You can contribute to a Roth IRA or a traditional IRA for your spouse, but all the regular IRA rules apply. You can only contribute up to $6,000 a year in 2020, or $7,000 if you're 50 or older. Your contributions are limited to your earned income. So if you only make $10,000 for the year, $10,000 is the maximum amount you can contribute to both of your IRAs combined. If you're putting money in your spouse's Roth IRA, you'll also need to make sure your income is within the limits.
Should you fund a spousal IRA?
Maxing out both of your IRA contributions is always a smart move, provided that you can afford to do so. But if you're struggling to make ends meet on a single income, particularly if one of you has lost your job, it may not be realistic. Your first priority in this case is to make sure you have enough to pay bills without slipping into debt.
You should also aim to have an emergency fund that you could survive on for a minimum of six months. Having that cash reserve as a cushion is especially important in this case since you're relying on a single income.
But as long as you can afford it, investing as much as you can in both accounts can have a big payoff. The returns are especially significant if it allows you to invest more while in your 20s or 30s, to take advantage of compounding.
Here's an example: Suppose your spouse leaves the workforce for five years beginning at age 30 to become a stay-at-home parent. By returning to work at 35 and then maxing out an IRA with a $500 monthly contribution that earned 8% annually, the account would have just over $745,000 once your spouse is 65. What if you'd used a spousal IRA to make the $500 monthly contribution during those five years out of the workforce?
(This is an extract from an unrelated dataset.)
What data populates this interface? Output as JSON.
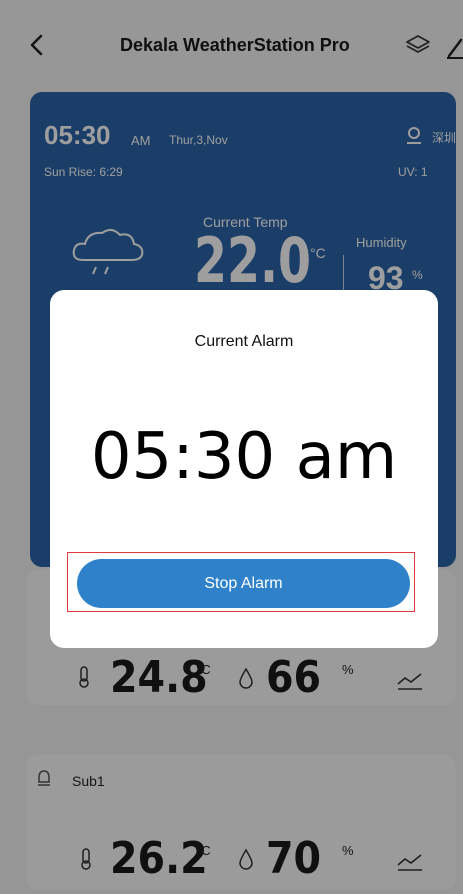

Your spouse's IRA would have well over $1.1 million.
Don't forget about Social Security
Even if you don't have a long-enough work history to qualify for Social Security benefits on your own, you can still claim benefits based on your spouse's record. You're even allowed to collect based on their behalf if you've divorced, in some cases.
You can collect up to 50% of the benefits your spouse is eligible for at full retirement age. If you qualify based on your own record, you'll receive the higher of the two, but not both.
Whether you live off one paycheck or two, it's crucial that you save for both of your retirements. Taking advantage of the spousal IRA rules and planning your Social Security strategy are good ways to get there.